La mer d'uniforme frémit dans une série de mouvements individuels de ceux qui étaient conscient de l'exigence du timing.
- Vous verrez, ce sera amplement suffisant si vous suivez les ordres sans traîner le moment venu. La vraie difficulté sera de maintenir le front s'ils battent en retraite avant d'être affaiblis par la riposte de l'équipe Centrale. Autour du QG, on a le fleuve au sud et sud-est qui forme une barrière naturelle, dont les ponts seront défendus par l'équipe du belvédère, et les restes des fortifications au nord-est qui vont compliquer leur retraite. Au sud-ouest, la marge de manœuvre est faible entre les docks et la gare, il sera difficile pour eux de briser l'encerclement en passant par là… autrement dit, c'est dans le quart nord-ouest qu'ils choisiront sans doute de se replier. Il est crucial pour la réussite de l'opération de tenir la position sur notre secteur, coûte que coûte. Compris ?

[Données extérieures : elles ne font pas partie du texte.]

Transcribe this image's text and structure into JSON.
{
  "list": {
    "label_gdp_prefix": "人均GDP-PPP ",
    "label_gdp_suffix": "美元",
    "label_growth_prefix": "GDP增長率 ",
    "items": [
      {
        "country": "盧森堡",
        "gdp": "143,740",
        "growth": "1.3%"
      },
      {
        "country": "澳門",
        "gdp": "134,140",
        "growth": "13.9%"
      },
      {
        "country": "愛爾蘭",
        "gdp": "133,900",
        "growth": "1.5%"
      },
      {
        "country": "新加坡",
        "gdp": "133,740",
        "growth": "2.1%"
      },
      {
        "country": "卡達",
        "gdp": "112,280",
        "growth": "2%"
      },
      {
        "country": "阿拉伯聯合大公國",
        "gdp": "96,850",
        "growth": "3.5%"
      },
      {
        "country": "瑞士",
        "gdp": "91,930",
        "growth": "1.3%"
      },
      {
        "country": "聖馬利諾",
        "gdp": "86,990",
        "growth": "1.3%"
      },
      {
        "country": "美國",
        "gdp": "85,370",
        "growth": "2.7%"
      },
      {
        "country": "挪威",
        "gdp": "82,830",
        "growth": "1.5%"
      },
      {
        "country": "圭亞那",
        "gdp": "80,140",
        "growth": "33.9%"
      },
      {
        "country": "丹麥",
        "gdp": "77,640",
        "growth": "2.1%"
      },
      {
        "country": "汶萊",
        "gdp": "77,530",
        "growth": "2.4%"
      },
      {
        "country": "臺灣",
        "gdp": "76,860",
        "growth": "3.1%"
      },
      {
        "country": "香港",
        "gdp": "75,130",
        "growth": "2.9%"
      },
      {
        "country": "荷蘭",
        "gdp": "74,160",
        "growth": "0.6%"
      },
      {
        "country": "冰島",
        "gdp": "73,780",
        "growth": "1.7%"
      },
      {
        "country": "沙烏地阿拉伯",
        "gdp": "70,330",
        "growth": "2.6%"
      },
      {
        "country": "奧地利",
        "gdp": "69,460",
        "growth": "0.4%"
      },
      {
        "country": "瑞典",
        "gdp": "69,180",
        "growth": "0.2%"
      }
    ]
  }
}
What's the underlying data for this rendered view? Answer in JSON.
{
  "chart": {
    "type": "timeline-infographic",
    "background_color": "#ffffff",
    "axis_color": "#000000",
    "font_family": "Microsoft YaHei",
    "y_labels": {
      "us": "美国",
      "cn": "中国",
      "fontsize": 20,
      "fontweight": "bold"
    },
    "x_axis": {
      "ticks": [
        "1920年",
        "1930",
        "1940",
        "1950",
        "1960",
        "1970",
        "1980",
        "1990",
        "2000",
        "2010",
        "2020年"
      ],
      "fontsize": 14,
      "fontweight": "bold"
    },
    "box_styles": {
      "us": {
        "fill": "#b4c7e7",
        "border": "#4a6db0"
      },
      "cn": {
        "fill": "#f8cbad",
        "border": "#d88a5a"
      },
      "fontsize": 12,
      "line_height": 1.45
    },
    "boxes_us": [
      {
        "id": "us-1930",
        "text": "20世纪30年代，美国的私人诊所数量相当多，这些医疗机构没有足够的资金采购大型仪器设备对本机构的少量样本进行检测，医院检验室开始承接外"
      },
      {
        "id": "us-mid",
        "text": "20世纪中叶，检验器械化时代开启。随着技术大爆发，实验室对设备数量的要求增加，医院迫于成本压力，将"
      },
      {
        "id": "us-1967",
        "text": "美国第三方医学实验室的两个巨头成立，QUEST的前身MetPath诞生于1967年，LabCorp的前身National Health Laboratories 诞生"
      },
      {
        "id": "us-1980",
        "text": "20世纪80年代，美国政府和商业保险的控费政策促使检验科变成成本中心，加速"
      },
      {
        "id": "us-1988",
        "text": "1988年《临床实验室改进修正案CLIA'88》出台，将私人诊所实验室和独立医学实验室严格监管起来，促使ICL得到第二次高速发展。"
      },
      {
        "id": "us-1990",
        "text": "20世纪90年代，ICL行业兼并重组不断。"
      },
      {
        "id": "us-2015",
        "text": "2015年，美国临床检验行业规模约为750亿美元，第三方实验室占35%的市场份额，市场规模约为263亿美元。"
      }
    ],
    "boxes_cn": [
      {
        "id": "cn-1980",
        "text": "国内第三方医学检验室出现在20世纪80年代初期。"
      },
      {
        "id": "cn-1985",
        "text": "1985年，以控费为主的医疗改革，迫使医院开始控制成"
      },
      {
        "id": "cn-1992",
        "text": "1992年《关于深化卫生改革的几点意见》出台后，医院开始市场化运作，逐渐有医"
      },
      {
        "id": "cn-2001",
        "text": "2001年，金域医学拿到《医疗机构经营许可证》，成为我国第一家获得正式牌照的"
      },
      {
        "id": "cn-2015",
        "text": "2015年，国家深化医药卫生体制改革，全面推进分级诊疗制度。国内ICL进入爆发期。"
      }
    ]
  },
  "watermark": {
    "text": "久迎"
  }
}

Il appuya son dernier mot en faisant claquer sa baguette de bois sur le bastion qui nous représentait, en plein milieu de la zone en question.
- Selon l'évolution de la situation, mission de la section 3 sera soit de soutenir les lignes de défense, soit de partir à l'assaut afin de prendre l'ennemi en étau et le maîtriser le plus vite possible. En cas de retraite rapide de leur part, la priorité sera d'empêcher la fuite des terroristes. Même s'ils jouent leur va-tout aujourd'hui, il reste des complices à arrêter, notamment des organisateurs et leurs fournisseurs. Plus l'information leur arrivera tard, plus le travail d'arrestation du Général de Division Lewis sera efficace.
Je déglutis. Je le savais déjà, la section 3 allait être sous ma responsabilité. Je commençais à être expérimenté, et j'avais tout de même survécu à Ishbal, mais la perspective de devoir mener les autres au front lors d'une mission de cet ampleur ne me rassurait pas vraiment. Toutefois, quand Mustang me désigna avec son regard droit, si sombre qu'il en semblait vide, je me redressai et fis un salut militaire avec une expression sévère pour ne pas faire transparaître cette inquiétude. Les soldat que j'aurai sous mes ordres ne devaient pas douter de moi.
- Votre mission sera de monter à l'assaut du QG et de faire un maximum de dégâts en prenant l'ennemi en tenaille avec les points de résistance du QG. Vous êtes l'équipe mobile, j'attends de vous adaptabilité et réactivité aux ordres, votre placement sur le champ de bataille dépendra de la tournure du combat.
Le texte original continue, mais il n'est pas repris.